Brainstorming a data science project

Bob Uva

Aug 10, 2014 • 3 min read

I've finished the R programming course and have now moved on to the next course in the sequence, Getting and Cleaning Data. In this one, I'll have the chance to further practice with R, reading formats, slicing and dicing the data into form, and creating what data scientists call a CodeBook, which is a reference for a data set but also records everything done to retrieve and prepare the data. I'm a little anxious to move on to exploratory data analysis and statistical techniques, but not sure I could complete all of the required exercises in the allotted time.

Instead, I'm thinking of doing some targeted study at work. I can allocate a small amount of my time to it, and just keep plugging at it. So, I thought I'd brainstorm some ideas right here.

We have a lot of application performance metrics to draw on, and I can mine the data generated from running internal test applications.

But first I want to specify the type of outcome I'm looking for. I'm going to create a model that learns from data in order to interpret new data and either recognize a pattern or predicts a future state based on causation
Machine learning is essentially this: generalizing from training data so that the properties, or model, of the data can be applied to other data sets, whether from the past, present or future.
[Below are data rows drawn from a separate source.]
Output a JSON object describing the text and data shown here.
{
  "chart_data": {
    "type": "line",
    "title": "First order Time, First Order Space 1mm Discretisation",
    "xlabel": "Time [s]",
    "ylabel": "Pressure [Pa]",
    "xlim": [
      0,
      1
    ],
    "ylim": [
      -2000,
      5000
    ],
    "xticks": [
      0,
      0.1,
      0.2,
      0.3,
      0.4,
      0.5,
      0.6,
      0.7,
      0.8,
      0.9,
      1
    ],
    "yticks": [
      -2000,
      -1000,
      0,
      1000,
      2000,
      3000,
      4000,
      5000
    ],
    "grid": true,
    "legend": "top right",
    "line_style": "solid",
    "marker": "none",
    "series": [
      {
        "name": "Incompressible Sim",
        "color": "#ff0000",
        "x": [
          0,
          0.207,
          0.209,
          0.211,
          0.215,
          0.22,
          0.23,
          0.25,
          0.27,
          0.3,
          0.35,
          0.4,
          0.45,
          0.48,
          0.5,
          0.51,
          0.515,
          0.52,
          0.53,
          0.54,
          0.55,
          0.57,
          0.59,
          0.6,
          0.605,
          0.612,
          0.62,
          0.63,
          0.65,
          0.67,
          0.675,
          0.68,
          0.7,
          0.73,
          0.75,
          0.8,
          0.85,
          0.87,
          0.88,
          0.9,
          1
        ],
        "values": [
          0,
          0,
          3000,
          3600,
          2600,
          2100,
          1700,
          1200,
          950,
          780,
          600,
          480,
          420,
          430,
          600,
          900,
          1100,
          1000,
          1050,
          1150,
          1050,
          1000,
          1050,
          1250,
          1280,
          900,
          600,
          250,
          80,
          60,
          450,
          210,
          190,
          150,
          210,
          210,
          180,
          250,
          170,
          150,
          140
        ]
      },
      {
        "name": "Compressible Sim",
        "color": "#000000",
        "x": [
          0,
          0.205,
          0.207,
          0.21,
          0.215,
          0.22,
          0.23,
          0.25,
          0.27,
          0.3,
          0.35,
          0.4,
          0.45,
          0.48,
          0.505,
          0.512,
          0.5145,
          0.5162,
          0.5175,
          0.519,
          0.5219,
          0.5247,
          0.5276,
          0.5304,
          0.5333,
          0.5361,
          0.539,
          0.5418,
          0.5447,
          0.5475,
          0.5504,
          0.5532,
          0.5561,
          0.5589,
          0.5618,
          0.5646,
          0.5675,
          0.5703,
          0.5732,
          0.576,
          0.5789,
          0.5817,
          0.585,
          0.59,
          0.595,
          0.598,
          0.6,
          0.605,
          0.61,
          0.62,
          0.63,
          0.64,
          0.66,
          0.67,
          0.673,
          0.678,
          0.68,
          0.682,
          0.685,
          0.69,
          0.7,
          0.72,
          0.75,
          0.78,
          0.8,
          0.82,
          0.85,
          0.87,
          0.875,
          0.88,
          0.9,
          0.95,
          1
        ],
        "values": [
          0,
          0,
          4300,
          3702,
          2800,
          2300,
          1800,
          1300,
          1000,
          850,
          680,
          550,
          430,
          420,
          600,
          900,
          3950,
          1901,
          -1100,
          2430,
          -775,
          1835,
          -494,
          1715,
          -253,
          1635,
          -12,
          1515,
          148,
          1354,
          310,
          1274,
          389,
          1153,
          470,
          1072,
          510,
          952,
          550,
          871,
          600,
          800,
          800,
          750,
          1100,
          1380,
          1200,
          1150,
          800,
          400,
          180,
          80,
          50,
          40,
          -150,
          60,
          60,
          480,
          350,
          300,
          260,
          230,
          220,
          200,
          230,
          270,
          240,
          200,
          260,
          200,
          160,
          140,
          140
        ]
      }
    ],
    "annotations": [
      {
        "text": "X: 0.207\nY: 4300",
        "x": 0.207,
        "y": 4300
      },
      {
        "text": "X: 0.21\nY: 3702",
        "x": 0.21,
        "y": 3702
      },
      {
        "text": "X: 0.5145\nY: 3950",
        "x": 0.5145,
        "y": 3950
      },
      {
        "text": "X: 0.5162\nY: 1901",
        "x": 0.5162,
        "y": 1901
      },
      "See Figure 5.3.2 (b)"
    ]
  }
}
I see the process playing out sort of like this:

Create new knowledge or confirm a suspected theory involving causation with respect to application performance monitoring.
Examine captured data with the intent of developing an hypothesis. The data would be things like server-side transactions, errors and transaction and browser traces. An hypothesis might be "to see if there is a relationship between the number of transaction trace segments and the CPU percentage taken by the monitored application."
Create a model in the form of an equation that derives from the hypothesis, whether or not it confirms it, denies it or shows no particular result. The model should represent a statistical approach to understanding the data.
I would like the model to learn from training data, and then, based on that learning, to apply itself to new data (the 'test' data) from which it would predict outcomes. So this third step is to define the training data. This would involve identifying what applications to monitor, and all of the many facets of that, including where the app runs (VM, cloud, local), amount and type of load, varying levels of load, agent and application and framework configuration settings.
Run the model against the training data. If there is a clear sign of causation, that's the ideal. This is unlikely to be clear cut, so the result may be that a certain confidence interval is the hoped-for outcome when the model is run against test data. But confirming the confidence interval with training data will be an important step.
Run the model against the test data to see if causation is apparent.

Some of the principals of machine learning are:

(a) To separate signal from noise
(b) To avoid both over-fitting (too specific) and under-fitting (too general)

The model to be developed will be created based on my prior knowledge of the problem domain. The amount of bias that I bring to the model can determine how much the model over- or under-fits the data. For example, if I have observed that, for five servers being monitored, that, over a one-hour span, the CPU percentage doubles when two additional applications (any applications) are running on a server, then I could create a model that represents overall CPU percentage for a server as

CPU% = StartCPU% * (#AdditionalApps/2) * 2

My bias in using this model would be very high, and would result in a very generalized model. Such a model has a high bias. If instead I used created a model where the bias was low and allowed repeated iterations of the model on different data sets, then I could potentially overfit the model to the data. These are some of the concepts I'm working to understand. The e-book in progress, A First Encounter with Machine Learning, by Max Welling, was my primary source for this information.

I'm also starting to look to Microsoft's entry in the ML space, Microsoft Azure Machine Learning. This looks really cool! Automation and visualization of tasks, and the ability to include your own R scripts. I'll report on it shortly.